Benazir Bhutto a été tuée jeudi dans un attentat-suicide qui a fait au moins 16 morts, en plus de l'ancienne premier ministre, à Rawalpindi, une ville proche de la capitale Islamabad, dans l'est du Pakistan. L'opposante et ancienne première ministre âgée de 54 ans a reçu des balles dans le cou et la poitrine alors qu'elle montait dans son véhicule à l'issue d'une réunion électorale, puis le kamikaze s'est fait exploser, a affirmé un conseiller du PPP à la sécurité. Elle a été transportée grièvement blessée à l'hôpital. C'est là qu'elle s'est éteinte.
Immédiatement après le drame, plusieurs corps déchiquetés jonchaient la route. Au moins 16 personnes ont été tuées. «Un kamikaze a fait exploser la bombe qu'il portait sur lui alors que les gens quittaient le meeting», a précisé Javed Cheema.
Le Conseil de sécurité de l'ONU a décidé de tenir une réunion d'urgence jeudi pour discuter de la situation au Pakistan. Le chef de l'Etat pakistanais, Pervez Musharraf, a lancé peu après l'attaque un appel à la «paix» dans le pays, selon la télévision d'État. Il a présidé jeudi soir une réunion d'urgence de son gouvernement et des autorités militaires au palais présidentiel à Islamabad et appelé ses concitoyens à rester calmes pour «que les desseins diaboliques des terroristes soient mis en échec».
De son côté, Nawaz Sharif a lui promis aux Pakistanais de «mener leur guerre» après la mort.
Quelques heures avant l'attaque qui a coûté la vie à Benazir Bhutto, trois personnes au moins avaient été tuées dans des échanges de tirs lors d'une réunion électorale de l'ex-premier ministre Nawaz Sharif, autre leader de l'opposition.
À Peshawar, la police pakistanaise a dispersé à coups de bâton et de gaz lacrymogène une manifestation déclenchée après l'annonce de l'assassinat de Benazir Bhutto. A Karachi, des commerçants ont rapidement fermé boutique alors que des partisans de la formation de Benazir Bhutto, le Parti du peuple pakistanais (PPP), mettaient le feu à des pneus sur les routes.
Nawaz Sharif, leader d'un parti rival de l'opposition, s'est rendu à l'hôpital où avait été transportée en urgence Benazir Bhutto, et s'est adressé à la foule. «Benazir Bhutto était également ma soeur, et je serai avec vous pour venger sa mort», a-t-il lancé. «Ne vous sentez pas seuls. Je suis avec vous. Nous nous vengerons».
Une femme menacée
L'attentat suicide qui a tué Benazir Bhutto est le dernier d'une série qui a fait près de 800 morts en 2007 au Pakistan. Le plus meurtrier avait déjà visé une manifestation du parti de Benazir Bhutto: le 18 octobre, deux kamikazes avaient tué 139 personnes dans un gigantesque défilé de sympathisants qui célébraient, à Karachi le retour de l'ex-premier ministre après six années d'exil. Bhutto avait réchappé au double attentat parce qu'elle se trouvait à l'intérieur d'un camion blindé en tête du défilé.
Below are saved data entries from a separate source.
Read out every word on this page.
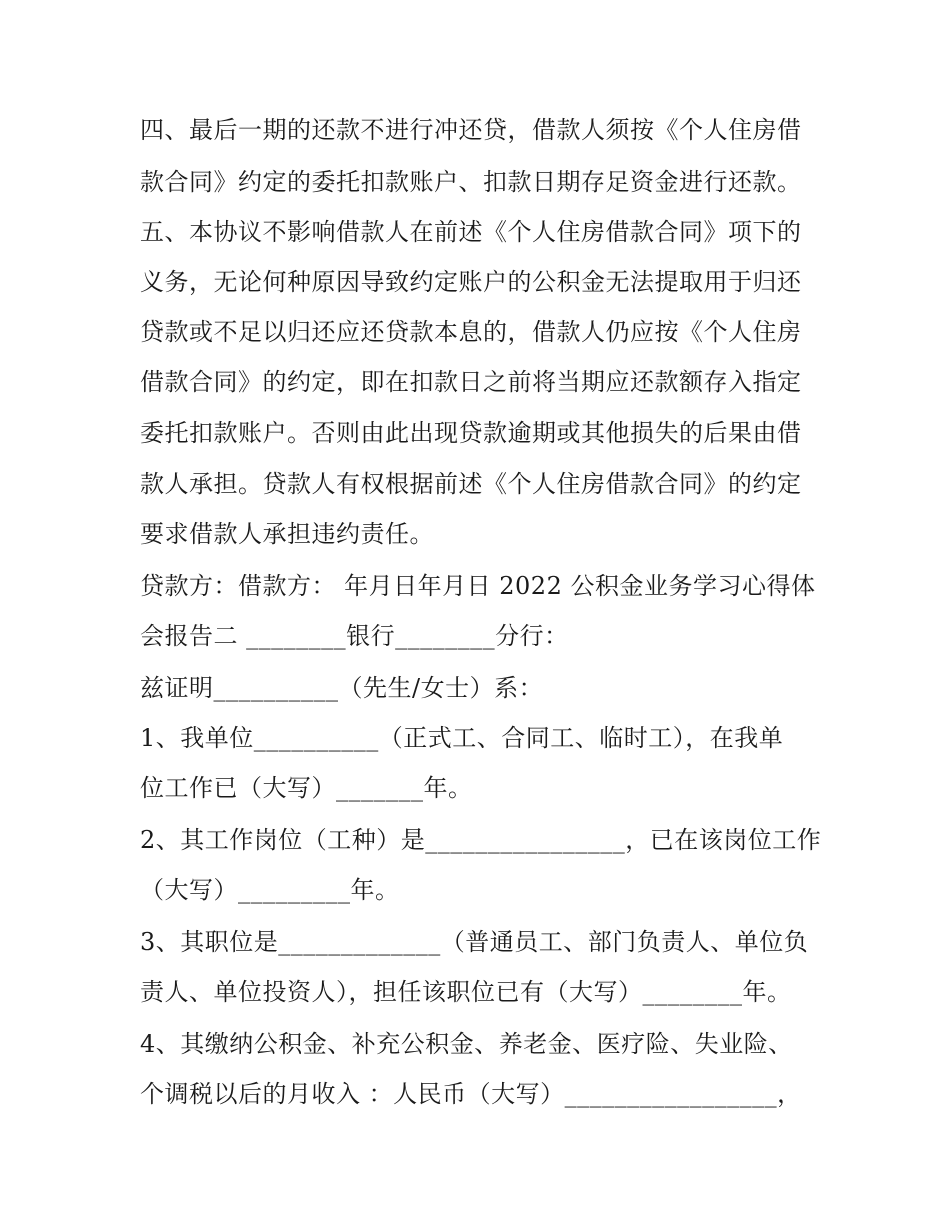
四、最后一期的还款不进行冲还贷，借款人须按《个人住房借
款合同》约定的委托扣款账户、扣款日期存足资金进行还款。
五、本协议不影响借款人在前述《个人住房借款合同》项下的
义务，无论何种原因导致约定账户的公积金无法提取用于归还
贷款或不足以归还应还贷款本息的，借款人仍应按《个人住房
借款合同》的约定，即在扣款日之前将当期应还款额存入指定
委托扣款账户。否则由此出现贷款逾期或其他损失的后果由借
款人承担。贷款人有权根据前述《个人住房借款合同》的约定
要求借款人承担违约责任。
贷款方：借款方： 年月日年月日 2022 公积金业务学习心得体
会报告二 ________银行________分行：
兹证明__________（先生/女士）系：
1、我单位__________（正式工、合同工、临时工），在我单
位工作已（大写）_______年。
2、其工作岗位（工种）是________________，已在该岗位工作
（大写）_________年。
3、其职位是_____________（普通员工、部门负责人、单位负
责人、单位投资人），担任该职位已有（大写）________年。
4、其缴纳公积金、补充公积金、养老金、医疗险、失业险、
个调税以后的月收入 ：人民币（大写）_________________，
Depuis lors, les autorités ont multiplié les avertissements, assurant que des informations «précises» permettaient de penser que les terroristes islamistes voulaient attenter à sa vie. Après l'attentat, Benazir Bhutto avait accusé des «hauts responsables» proches du pouvoir et des membres des services de renseignements d'être à l'origine de cette attaque, sans jamais le prouver.
L'ex-premier ministre, qui fut la première femme à occuper ce poste dans un pays musulman, dirigeait le principal parti d'opposition, le PPP. Et ce depuis qu'elle avait tourné le dos au président Pervez Musharraf début novembre après avoir négocié, dans un premier temps, un accord de partage du pouvoir. Cet accord lui avait permis de rentrer d'exil grâce à une amnistie sur les poursuites pour corruption pesant sur elle depuis l'époque où elle dirigeait le pays (1988-1990 et 1993-1996).
Condamnations internationales
C'est précisément en invoquant notamment la menace terroriste islamiste que Pervez Musharraf avait instauré l'état d'urgence le 3 novembre (levé le 15 décembre). Après quelques jours de tergiversations, Benazir Bhutto avait mis un terme à ses négociations avec le chef de l'Etat pour un partage du pouvoir dans la perspective des élections législatives et provinciales prévues pour le 8 janvier et était entrée dans l'opposition.
Benazir Bhutto menait campagne contre Pervez Musharraf, réélu le 6 octobre à la tête du pays, mais surtout contre les fondamentalistes musulmans, en promettant d'«éliminer la menace islamiste» du pays.
Quelques instants après le drame, les Etats-Unis, la Russie puis la France ont condamné cet attentat suicide.